The Massachusetts Department of Transportation’s Aeronautics Division Does Not Have a Business Continuity Plan.

In our two previous audits (2008-0044-4T, issued November 13, 2008, and 2016-0044-4A, issued August 18, 2017), we reported that the Massachusetts Department of Transportation’s (MassDOT’s) Aeronautics Division had not documented and tested a business continuity plan (BCP) to restore mission-critical and essential business functions in the event of an emergency. The division has still not developed, documented, and tested a BCP for business and operational objectives, potential risks and exposures, and the relative importance of the division’s systems and data.

Without a BCP, staff members may not be sufficiently trained in performing recovery efforts, including those related to the Aeronautics Division’s mission-critical applications. In addition, the division has not assessed its ability to continue operations in the event of a business interruption, which could lead to reputational loss, financial loss, or breaches of data.

Section 6 of the Executive Office of Technology Services and Security’s (EOTSS’s) Business Continuity and Disaster Recovery Standard IS.005 states,

Commonwealth Executive Offices and Agencies must establish a Business Continuity Program. . . .
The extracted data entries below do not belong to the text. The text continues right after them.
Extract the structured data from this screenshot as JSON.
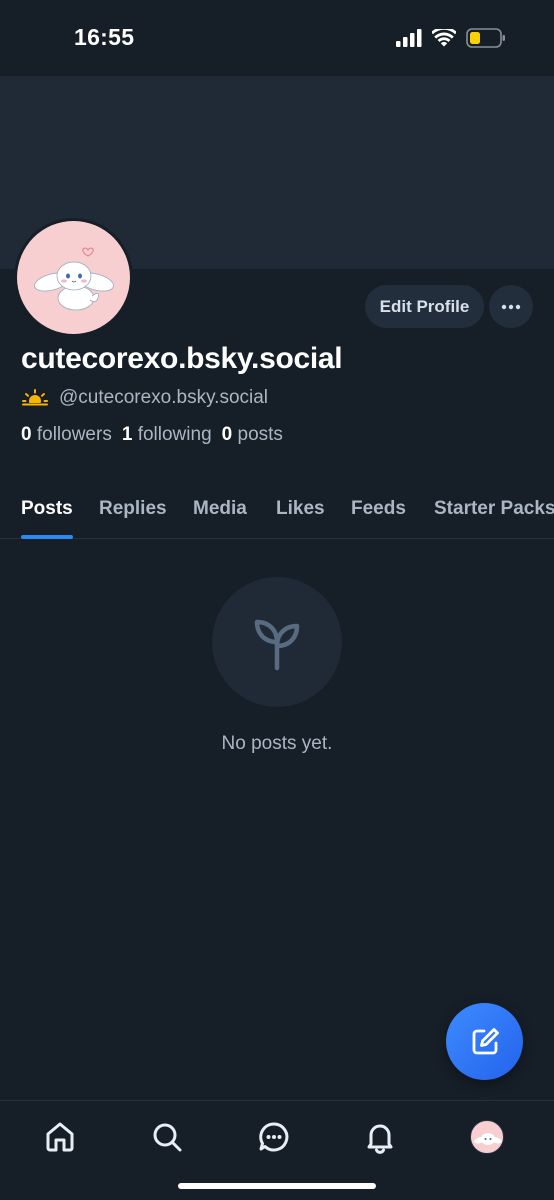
{
  "status_bar": {
    "time": "16:55",
    "icons": [
      "signal-icon",
      "wifi-icon",
      "battery-low-icon"
    ],
    "battery_color": "#f5d20a"
  },
  "profile": {
    "display_name": "cutecorexo.bsky.social",
    "handle": "@cutecorexo.bsky.social",
    "handle_emoji_icon": "sun-behind-cloud-icon",
    "edit_button": "Edit Profile",
    "more_icon": "ellipsis-icon",
    "stats": {
      "followers_count": "0",
      "followers_label": "followers",
      "following_count": "1",
      "following_label": "following",
      "posts_count": "0",
      "posts_label": "posts"
    }
  },
  "tabs": [
    {
      "label": "Posts",
      "active": true
    },
    {
      "label": "Replies",
      "active": false
    },
    {
      "label": "Media",
      "active": false
    },
    {
      "label": "Likes",
      "active": false
    },
    {
      "label": "Feeds",
      "active": false
    },
    {
      "label": "Starter Packs",
      "active": false
    }
  ],
  "empty_state": {
    "icon": "sprout-icon",
    "text": "No posts yet."
  },
  "fab": {
    "icon": "compose-icon"
  },
  "bottom_nav": [
    {
      "icon": "home-icon"
    },
    {
      "icon": "search-icon"
    },
    {
      "icon": "chat-icon"
    },
    {
      "icon": "bell-icon"
    },
    {
      "icon": "profile-avatar-icon"
    }
  ],
  "colors": {
    "background": "#161e27",
    "banner": "#1f2a36",
    "accent": "#2b8af0",
    "muted_text": "#aab6c3",
    "avatar_bg": "#f7cfd0"
  }
}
6.1.1.4  Develop business continuity plans (BCP): Each agency shall develop BCPs for critical business processes based on prioritization of likely disruptive events in light of their probability, severity and consequences for information security identified through the [business impact analysis] and risk assessment processes.

6.1.1.4.1  BCPs shall address both manual and automated processes used by the agency and document minimum operating requirements to resume critical functions/applications in an appropriate period of time.
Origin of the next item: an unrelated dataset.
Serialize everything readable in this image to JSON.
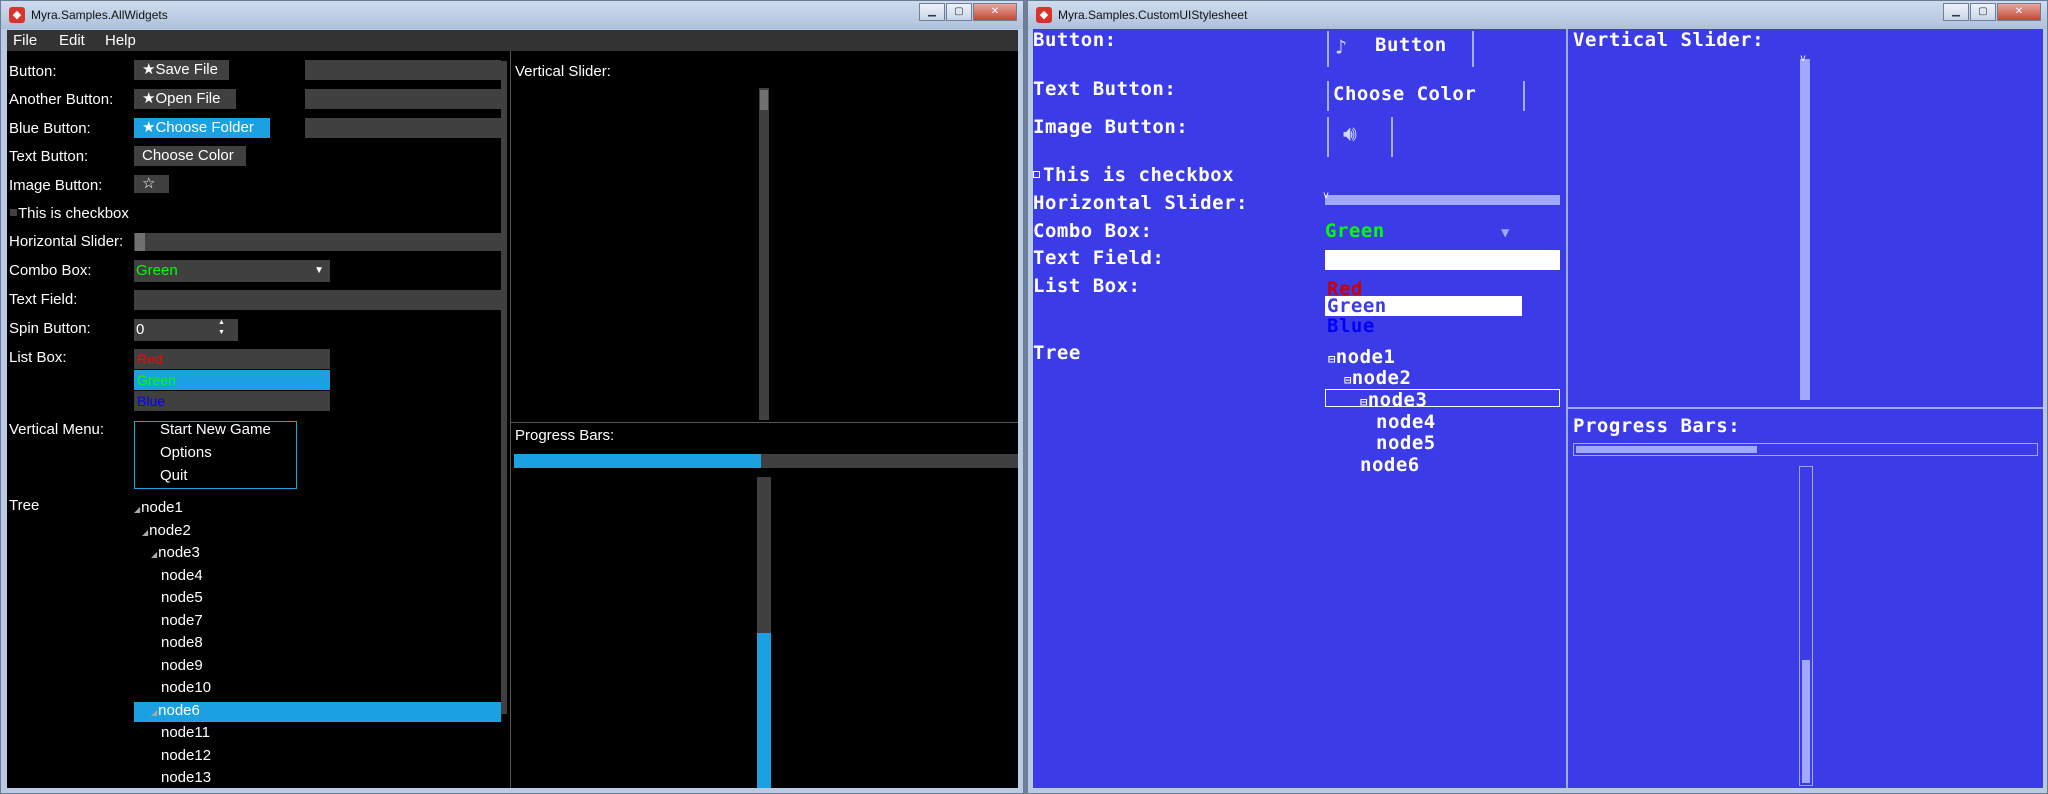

The Aeronautics Division did not provide a reason that it did not have a BCP. However, during our audit, we learned that MassDOT had added two employees to support the development of BCPs.

The Aeronautics Division, in conjunction with the new MassDOT employees, should develop, document, and test a BCP.
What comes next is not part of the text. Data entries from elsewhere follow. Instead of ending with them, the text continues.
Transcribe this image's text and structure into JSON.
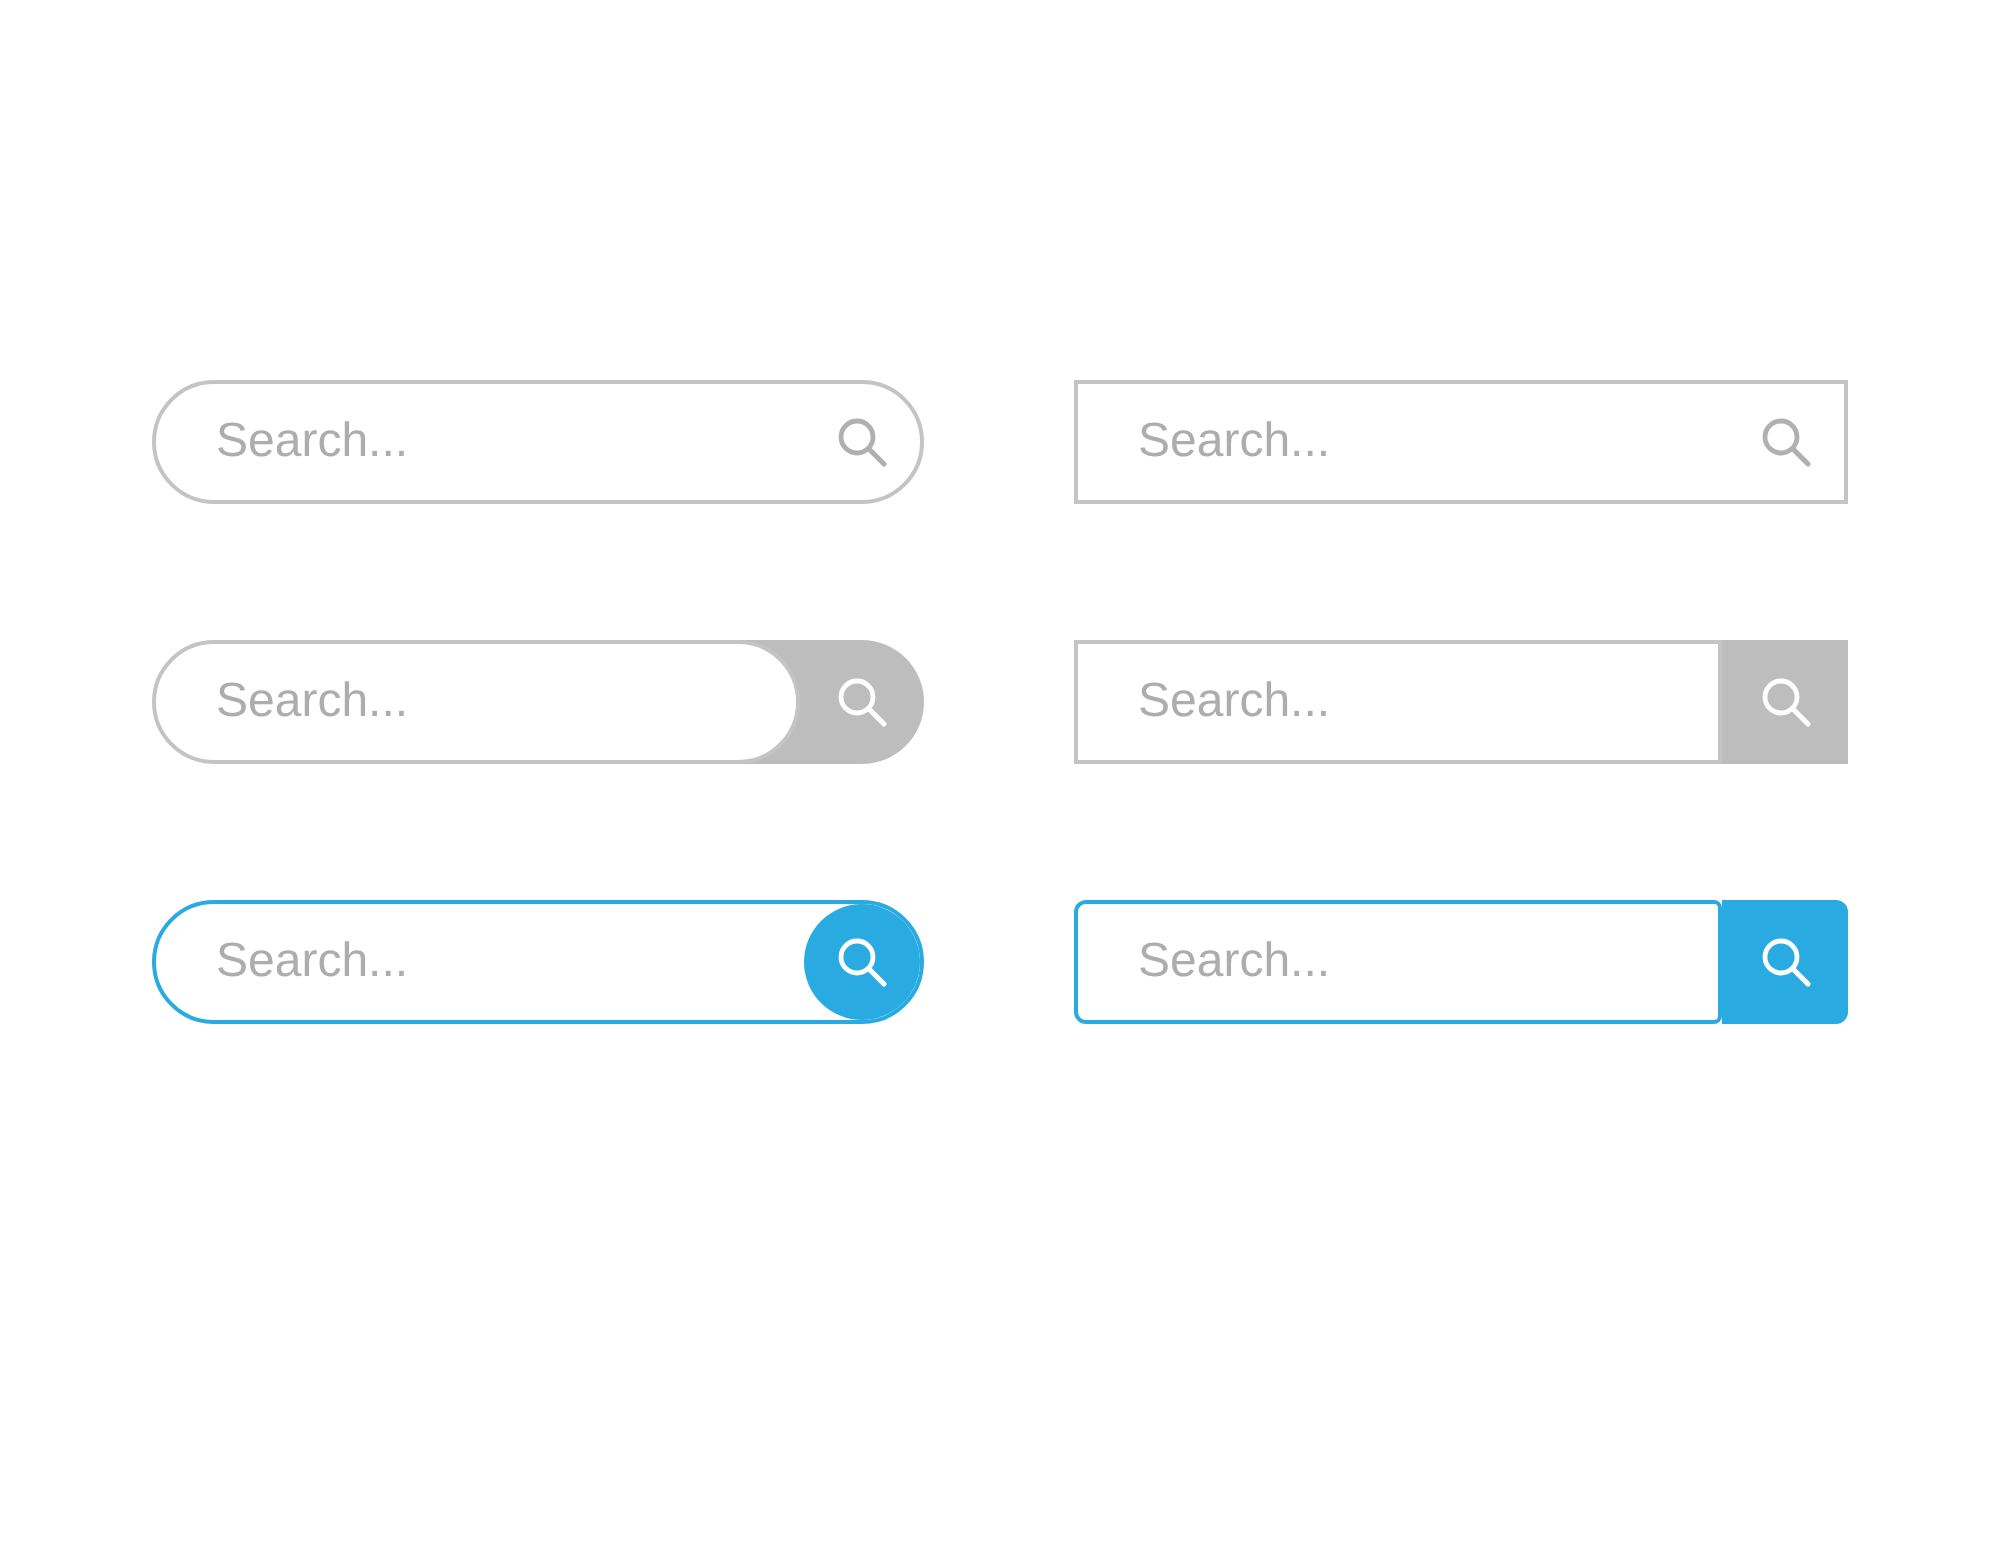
{
  "search_bars": [
    {
      "kind": "pill-icon",
      "placeholder": "Search..."
    },
    {
      "kind": "rect-icon",
      "placeholder": "Search..."
    },
    {
      "kind": "pill-gray-button",
      "placeholder": "Search..."
    },
    {
      "kind": "rect-gray-button",
      "placeholder": "Search..."
    },
    {
      "kind": "pill-blue-button",
      "placeholder": "Search..."
    },
    {
      "kind": "rect-blue-button",
      "placeholder": "Search..."
    }
  ]
}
Management concurs with the auditors’ Recommendations, and the following actions will be taken to correct the situation.

The Aeronautics Division Deputy Administrator will immediately begin to work with the Aeronautics Administrator to ensure the business continuity plan (BCP) is developed and implemented. After implementation, the BCP will be reviewed on an annual basis.

The Deputy Administrator will work with the MassDOT IT Department to finalize and implement the Aeronautics Division BCP. The development, documentation, and testing will be accomplished in accordance with the Executive Office of Technology Services and Security’s (EOTSS) Business Continuity and Disaster Recovery Standard.

In addition, the BCP will evaluate and document the effects and heightened risks resulting from the 2019 coronavirus (COVID-19) pandemic. The Aeronautics Division Deputy Administrator will ensure that all Aeronautics Division staff are advised of any BCP revisions.

Based on its response, the Aeronautics Division has taken measures to address our concerns on this matter.